1 June 12 | Chad W. Post

The latest review to our Reviews Section is a piece by Aleksandra Fazlipour on Kristín Ómarsdóttir’s Children in Reindeer Woods, which Lytton Smith translated from the Icelandic and is available from Open Letter.

This is the first book of Kristín Ómarsdóttir’s to be translated into English, and it received a great amount of attention when we brought it out this past spring.

Introduced a few weeks ago, Aleksandra Fazlipour interned with me last semester and wrote a ton of book reviews, including this one.

Here’s part of her review:

In Children in Reindeer Woods, Kristín Ómarsdóttir, who is also a playwright, presents an interesting reflection on war. On what is introduced as a peaceful day, three paratroopers invade the temporary home for children where Billie lives and kill everyone except Billie right in front of her. Unexpectedly, one soldier turns against his two comrades and kills them, sparing the young girl yet again. Rafael chooses to retire from the military and start over as a farmer—he goes so far as to shoot off his toes in repentance for murders he commits. We are invited to glimpse into a world fraught with the horrors of wartime and the wonders of childhood by seeing things through the perspective of Billie (although the story is not always told directly from her point of view), an eleven-year old girl who seems too old for her years.
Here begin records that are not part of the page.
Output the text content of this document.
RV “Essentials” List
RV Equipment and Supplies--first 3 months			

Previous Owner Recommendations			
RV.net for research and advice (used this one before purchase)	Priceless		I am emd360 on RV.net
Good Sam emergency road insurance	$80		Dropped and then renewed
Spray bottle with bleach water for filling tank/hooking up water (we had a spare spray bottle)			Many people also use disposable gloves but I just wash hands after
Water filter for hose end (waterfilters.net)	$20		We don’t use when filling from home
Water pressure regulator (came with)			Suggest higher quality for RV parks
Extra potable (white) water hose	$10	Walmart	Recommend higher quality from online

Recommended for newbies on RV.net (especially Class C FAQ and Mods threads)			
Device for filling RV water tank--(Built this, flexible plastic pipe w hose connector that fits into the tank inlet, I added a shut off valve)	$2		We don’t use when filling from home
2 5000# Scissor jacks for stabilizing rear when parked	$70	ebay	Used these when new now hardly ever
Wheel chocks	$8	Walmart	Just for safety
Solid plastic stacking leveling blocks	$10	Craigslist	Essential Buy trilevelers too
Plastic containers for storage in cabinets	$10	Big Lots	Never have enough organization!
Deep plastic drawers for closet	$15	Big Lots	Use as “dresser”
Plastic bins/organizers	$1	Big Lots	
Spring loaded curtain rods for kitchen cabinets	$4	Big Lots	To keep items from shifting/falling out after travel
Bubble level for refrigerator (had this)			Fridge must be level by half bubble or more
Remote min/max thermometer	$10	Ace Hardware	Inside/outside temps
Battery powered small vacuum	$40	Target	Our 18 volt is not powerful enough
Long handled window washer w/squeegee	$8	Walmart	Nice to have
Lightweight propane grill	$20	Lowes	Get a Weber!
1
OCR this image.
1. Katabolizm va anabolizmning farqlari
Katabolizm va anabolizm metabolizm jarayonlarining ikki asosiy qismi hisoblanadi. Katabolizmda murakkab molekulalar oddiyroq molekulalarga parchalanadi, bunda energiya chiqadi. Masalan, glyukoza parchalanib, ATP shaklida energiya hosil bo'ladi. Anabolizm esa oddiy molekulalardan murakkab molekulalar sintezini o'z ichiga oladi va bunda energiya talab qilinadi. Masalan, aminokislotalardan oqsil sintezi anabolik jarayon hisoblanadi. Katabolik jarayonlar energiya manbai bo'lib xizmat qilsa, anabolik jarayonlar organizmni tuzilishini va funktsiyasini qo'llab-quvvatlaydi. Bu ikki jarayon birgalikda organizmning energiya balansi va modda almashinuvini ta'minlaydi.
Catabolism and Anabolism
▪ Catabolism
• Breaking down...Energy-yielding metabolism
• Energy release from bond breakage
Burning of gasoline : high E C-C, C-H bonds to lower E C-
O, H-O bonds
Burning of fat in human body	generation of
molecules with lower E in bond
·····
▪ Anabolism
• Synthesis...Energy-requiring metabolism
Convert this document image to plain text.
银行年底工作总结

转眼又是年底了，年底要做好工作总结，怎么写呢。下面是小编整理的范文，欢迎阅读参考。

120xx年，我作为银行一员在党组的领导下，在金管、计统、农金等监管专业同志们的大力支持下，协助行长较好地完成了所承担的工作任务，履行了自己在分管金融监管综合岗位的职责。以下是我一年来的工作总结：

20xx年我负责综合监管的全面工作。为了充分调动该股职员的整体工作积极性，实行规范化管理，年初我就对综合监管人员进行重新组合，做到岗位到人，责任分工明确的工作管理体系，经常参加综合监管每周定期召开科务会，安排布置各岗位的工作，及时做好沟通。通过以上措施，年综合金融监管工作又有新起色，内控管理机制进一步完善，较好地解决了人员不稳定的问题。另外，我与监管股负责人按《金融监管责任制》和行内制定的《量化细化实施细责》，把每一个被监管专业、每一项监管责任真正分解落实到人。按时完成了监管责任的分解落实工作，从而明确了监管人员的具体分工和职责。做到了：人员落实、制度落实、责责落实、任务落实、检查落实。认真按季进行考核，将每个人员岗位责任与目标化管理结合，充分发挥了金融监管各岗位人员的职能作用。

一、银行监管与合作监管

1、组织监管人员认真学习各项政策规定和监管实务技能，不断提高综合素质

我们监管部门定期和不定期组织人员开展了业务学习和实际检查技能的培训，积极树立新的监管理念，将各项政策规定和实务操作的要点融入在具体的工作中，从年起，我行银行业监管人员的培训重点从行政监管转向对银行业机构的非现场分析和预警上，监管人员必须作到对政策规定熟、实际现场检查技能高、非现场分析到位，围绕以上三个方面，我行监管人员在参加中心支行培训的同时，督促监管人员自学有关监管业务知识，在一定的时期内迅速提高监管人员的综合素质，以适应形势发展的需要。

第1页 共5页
Ómarsdóttir pushes the limits of storytelling, testing the line between the creative mind of a child and what the audience is expected to believe as fact in this surreal world experiencing a devastating war. Billie herself is not any ordinary child—at eleven, she has many ideas about the world around her, about love and relationships, and has many interests that are way beyond her years, yet in spite of this she seems convinced that she is “retarded.” The prose is often frantic, feverish, and sometimes repetitive in a way that draws us into this vaporous, mysterious world. Although the story is not told in Billie’s perspective, the winding and often stumbling style of prose and the hopeful yet naïve tone seems characteristic of either of the two major characters in this fable-like tale.